L’article 481 énonce aussi l’interdiction faite aux courtiers et experts de se rendre
acquéreurs des biens meubles ou immeubles dont la vente ou estimation leur a été confiée
sous peine de nullité. Le code de commerce reprend la même interdiction concernant
également le commissionnaire (qui reçoit pouvoir pour agir en son nom propre pour le
compte du commettant) qui ne pourra se porter contrepartie sans l’autorisation du commettant
aux termes de l’article 427 du code de commerce.
Comme on pourrait le constater ces incapacités sont le plus souvent liées aux fonctions de
l’acheteur dont on craint qu’il puisse abuser pour servir ses intérêts.
Pour les mêmes considérations les juges et les gens de justice (les greffiers, les huissiers, les
notaires, avocats) ne peuvent acquérir des droits litigieux dans leur ressort juridictionnel.
Cette règle est fondée sur des considérations de morale publique.
La chose, objet du contrat de vente doit être déterminée ou déterminable (A), elle doit être
licite (B); la chose doit également et d’évidence exister, mais ce propos doit être nuancé afin
de permettre la vente de choses futures (C).
On ne peut vendre que ce qui est à soi.

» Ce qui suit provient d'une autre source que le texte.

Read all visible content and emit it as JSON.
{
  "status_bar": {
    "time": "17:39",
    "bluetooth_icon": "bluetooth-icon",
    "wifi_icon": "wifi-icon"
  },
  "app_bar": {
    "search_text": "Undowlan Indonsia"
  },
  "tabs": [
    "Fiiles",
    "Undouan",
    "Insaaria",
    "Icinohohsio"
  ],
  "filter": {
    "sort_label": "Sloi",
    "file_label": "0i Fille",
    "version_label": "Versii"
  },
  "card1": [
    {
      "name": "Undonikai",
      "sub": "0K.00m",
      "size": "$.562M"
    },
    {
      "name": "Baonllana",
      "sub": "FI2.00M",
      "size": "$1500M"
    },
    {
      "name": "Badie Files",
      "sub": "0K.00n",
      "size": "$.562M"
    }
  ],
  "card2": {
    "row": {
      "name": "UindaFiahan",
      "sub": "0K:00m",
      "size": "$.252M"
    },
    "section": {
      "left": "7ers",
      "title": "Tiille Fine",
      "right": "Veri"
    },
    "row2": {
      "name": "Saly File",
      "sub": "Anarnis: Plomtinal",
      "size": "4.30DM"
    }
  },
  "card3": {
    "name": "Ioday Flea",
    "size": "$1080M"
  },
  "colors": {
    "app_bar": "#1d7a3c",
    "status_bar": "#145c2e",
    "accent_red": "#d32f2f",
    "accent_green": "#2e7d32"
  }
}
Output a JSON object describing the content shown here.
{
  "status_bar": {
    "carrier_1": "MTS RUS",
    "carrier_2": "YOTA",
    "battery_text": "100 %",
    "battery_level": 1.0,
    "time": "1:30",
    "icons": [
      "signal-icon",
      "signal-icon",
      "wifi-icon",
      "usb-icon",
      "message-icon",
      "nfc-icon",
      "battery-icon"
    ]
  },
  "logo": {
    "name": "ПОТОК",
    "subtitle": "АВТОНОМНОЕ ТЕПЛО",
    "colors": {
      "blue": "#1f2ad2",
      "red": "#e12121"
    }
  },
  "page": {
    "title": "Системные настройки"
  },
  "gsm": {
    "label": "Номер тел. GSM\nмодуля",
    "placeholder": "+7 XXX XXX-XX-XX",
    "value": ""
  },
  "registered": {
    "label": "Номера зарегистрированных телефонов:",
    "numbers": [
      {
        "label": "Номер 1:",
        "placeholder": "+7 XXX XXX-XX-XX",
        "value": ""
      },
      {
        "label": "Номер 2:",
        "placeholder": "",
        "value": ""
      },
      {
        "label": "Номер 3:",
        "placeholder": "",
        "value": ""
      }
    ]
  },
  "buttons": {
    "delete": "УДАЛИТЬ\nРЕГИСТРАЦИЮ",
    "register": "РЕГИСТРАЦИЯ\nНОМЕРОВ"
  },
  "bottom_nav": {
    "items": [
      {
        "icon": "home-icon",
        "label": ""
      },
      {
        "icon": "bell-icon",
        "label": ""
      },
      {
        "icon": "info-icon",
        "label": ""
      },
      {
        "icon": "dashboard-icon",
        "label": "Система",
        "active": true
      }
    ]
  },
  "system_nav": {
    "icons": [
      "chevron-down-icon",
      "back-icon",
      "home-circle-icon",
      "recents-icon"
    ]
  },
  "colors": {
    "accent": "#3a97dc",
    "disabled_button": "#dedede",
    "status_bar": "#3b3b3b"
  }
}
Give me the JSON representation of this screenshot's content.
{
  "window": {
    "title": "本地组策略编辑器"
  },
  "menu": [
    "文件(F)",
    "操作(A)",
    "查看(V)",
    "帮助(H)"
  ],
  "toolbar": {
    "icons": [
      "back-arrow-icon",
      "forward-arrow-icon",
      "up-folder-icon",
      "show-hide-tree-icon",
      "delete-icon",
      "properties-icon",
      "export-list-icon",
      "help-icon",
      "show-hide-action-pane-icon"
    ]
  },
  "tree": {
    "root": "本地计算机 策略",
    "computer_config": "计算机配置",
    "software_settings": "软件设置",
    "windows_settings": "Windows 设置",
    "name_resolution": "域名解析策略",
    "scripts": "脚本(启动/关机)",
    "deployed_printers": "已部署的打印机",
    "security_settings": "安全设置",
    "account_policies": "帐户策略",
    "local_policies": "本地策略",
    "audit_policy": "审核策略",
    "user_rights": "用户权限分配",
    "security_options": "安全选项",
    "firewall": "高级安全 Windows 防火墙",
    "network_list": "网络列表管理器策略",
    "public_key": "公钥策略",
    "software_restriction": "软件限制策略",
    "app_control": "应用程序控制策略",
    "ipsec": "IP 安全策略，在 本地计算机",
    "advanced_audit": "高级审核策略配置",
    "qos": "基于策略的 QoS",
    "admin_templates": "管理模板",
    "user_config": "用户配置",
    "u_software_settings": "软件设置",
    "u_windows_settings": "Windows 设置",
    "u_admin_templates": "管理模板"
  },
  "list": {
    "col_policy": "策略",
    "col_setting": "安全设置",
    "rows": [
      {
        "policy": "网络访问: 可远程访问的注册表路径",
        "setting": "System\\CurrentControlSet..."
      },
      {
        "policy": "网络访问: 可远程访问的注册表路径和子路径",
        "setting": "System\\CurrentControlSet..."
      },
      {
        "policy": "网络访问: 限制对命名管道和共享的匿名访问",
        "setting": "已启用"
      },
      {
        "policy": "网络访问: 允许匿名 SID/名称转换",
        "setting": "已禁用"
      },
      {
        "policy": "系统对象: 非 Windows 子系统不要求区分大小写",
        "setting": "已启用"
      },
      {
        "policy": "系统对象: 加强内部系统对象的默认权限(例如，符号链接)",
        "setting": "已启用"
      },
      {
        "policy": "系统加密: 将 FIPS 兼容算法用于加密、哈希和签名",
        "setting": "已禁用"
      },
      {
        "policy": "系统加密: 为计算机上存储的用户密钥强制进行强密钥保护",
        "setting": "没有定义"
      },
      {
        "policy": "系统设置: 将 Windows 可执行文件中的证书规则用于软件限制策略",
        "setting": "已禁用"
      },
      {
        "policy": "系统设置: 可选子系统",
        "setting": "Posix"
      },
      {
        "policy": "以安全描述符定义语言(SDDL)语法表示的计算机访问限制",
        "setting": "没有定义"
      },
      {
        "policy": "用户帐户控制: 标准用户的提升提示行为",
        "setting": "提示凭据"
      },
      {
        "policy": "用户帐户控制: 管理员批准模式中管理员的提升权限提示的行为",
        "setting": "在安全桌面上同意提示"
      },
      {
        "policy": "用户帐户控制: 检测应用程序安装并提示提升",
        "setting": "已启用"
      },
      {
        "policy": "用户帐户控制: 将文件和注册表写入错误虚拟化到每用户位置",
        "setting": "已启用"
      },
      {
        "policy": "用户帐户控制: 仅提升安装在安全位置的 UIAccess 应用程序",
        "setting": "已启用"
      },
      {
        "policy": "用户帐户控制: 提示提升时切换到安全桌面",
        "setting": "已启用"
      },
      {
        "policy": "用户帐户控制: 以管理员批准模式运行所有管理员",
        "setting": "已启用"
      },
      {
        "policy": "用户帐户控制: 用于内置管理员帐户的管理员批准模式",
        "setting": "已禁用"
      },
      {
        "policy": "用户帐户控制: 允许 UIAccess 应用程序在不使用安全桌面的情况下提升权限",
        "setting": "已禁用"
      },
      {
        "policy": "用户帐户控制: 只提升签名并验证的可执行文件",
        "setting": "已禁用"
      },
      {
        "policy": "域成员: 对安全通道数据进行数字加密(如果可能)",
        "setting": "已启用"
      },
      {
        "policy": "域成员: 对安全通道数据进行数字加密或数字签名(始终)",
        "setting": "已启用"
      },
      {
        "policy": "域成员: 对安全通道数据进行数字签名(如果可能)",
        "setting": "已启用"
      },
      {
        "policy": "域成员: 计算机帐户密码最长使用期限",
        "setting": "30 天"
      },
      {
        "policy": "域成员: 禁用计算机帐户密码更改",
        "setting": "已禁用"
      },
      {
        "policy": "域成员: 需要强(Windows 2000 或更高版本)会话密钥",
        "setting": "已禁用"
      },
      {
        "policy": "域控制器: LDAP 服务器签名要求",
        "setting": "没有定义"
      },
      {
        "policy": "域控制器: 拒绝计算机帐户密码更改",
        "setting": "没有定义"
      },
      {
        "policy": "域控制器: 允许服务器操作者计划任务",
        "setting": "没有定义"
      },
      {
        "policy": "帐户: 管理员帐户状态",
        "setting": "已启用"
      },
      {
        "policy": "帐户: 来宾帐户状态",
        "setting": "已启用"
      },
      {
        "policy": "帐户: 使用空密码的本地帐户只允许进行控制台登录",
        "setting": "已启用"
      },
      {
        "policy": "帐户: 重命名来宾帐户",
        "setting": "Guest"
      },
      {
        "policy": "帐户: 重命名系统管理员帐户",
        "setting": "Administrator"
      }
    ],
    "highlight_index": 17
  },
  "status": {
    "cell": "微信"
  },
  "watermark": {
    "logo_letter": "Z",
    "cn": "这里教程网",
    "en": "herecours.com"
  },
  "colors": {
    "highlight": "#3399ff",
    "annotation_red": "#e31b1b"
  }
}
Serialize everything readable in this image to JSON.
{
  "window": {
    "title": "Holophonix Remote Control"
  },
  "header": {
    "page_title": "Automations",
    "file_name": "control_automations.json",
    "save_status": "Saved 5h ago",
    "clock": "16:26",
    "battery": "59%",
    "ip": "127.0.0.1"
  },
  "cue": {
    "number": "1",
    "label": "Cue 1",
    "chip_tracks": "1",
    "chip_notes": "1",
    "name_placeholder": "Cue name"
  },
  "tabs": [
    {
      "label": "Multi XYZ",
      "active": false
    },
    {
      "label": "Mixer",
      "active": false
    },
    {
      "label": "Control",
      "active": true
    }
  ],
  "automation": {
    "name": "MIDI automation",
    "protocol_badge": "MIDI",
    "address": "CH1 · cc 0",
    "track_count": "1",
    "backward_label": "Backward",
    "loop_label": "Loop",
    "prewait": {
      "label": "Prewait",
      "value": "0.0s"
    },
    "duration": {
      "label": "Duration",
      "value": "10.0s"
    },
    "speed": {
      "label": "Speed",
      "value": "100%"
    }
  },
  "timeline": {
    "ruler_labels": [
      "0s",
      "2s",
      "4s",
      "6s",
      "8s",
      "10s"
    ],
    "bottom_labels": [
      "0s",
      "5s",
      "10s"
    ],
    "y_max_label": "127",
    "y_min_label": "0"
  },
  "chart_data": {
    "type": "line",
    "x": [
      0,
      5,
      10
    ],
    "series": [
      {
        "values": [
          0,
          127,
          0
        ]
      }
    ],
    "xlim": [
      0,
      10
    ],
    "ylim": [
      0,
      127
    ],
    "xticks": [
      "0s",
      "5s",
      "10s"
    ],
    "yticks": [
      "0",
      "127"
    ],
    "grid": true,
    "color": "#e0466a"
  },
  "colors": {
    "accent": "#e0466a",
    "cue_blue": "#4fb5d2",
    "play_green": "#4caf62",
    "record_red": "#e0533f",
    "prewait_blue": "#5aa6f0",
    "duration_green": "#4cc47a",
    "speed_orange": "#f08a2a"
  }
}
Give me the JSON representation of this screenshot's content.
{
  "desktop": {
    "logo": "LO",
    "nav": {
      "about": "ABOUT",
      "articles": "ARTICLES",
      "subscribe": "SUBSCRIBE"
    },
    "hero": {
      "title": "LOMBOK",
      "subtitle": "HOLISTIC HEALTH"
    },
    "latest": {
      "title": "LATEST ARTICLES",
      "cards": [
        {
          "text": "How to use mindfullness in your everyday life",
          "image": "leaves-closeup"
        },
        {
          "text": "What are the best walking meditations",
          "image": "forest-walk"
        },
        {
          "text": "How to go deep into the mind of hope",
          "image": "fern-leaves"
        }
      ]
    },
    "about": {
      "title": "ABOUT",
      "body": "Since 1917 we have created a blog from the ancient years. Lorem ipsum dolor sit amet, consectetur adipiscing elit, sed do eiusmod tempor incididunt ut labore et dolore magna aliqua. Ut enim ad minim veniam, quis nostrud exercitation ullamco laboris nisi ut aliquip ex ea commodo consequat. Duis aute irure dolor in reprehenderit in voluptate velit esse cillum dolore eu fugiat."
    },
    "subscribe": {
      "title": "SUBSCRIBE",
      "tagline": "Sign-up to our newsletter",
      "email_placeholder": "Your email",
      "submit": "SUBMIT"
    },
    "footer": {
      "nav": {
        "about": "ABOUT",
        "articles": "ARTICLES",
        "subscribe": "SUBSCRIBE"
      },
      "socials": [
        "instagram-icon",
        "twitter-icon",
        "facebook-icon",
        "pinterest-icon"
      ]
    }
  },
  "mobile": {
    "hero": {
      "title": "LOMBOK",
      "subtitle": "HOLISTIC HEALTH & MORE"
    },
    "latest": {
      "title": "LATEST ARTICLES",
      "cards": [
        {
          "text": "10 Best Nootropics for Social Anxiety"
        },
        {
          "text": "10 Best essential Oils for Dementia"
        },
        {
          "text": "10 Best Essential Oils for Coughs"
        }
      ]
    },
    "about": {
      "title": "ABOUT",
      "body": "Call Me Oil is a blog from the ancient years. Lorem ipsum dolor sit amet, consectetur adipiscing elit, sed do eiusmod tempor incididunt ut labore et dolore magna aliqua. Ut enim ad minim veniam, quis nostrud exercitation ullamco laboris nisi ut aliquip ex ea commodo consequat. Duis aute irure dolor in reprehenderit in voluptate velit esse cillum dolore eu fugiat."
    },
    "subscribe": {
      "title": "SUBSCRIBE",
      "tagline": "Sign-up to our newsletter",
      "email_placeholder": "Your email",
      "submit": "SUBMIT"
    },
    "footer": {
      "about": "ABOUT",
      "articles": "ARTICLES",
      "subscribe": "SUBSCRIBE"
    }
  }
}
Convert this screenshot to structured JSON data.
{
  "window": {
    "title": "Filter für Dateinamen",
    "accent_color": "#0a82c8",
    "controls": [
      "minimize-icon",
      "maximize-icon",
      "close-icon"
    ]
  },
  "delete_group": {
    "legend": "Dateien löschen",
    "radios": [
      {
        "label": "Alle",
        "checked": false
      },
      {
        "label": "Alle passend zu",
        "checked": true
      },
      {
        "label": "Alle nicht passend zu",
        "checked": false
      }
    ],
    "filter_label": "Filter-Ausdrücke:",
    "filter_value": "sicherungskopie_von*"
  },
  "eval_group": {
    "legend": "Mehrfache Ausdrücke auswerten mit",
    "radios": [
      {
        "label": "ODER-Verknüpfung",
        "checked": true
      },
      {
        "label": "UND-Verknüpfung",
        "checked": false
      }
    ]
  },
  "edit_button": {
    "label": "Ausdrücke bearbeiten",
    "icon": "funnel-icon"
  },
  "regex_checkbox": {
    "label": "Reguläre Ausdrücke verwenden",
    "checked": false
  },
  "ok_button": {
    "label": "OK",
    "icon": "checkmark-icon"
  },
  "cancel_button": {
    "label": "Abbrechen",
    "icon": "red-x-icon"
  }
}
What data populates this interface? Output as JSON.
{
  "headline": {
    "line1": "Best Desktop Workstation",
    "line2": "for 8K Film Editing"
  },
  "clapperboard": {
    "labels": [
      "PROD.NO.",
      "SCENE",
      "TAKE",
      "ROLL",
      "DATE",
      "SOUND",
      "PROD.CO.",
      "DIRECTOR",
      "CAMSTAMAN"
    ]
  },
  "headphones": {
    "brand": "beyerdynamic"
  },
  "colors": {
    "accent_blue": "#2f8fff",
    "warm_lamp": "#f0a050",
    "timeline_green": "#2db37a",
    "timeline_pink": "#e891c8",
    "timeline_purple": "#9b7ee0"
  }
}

Il y a une célèbre règle selon laquelle « nul ne peut en
principe transférer plus de droit qu’il n’en a ». L’affirmation soulève le problème de la vente
de la chose d’autrui régie par l’article 485 du COC.
Définition. Il paraît simple a priori de définir la vente de la chose d’autrui. La chose d’autrui
est celle sur laquelle le vendeur n’a pas de droit. La vente de la chose d’autrui est donc une
vente qui vise au transfert d’un droit dont le vendeur n’est pas titulaire.
L’article 485 valide la vente de la chose d’autrui si celle-ci satisfait aux deux conditions
suivantes :
- Si le maître la ratifie
- Si le vendeur acquiert ensuite la propriété de la chose.
Si le maître refuse de ratifier, l’acquéreur peut demander la résolution de la vente. L’article
ajoute que le vendeur est tenu des dommages et intérêts lorsque l’acquéreur ignorait au
moment de la vente que la chose était à autrui.
Cette solution appelle plusieurs remarques.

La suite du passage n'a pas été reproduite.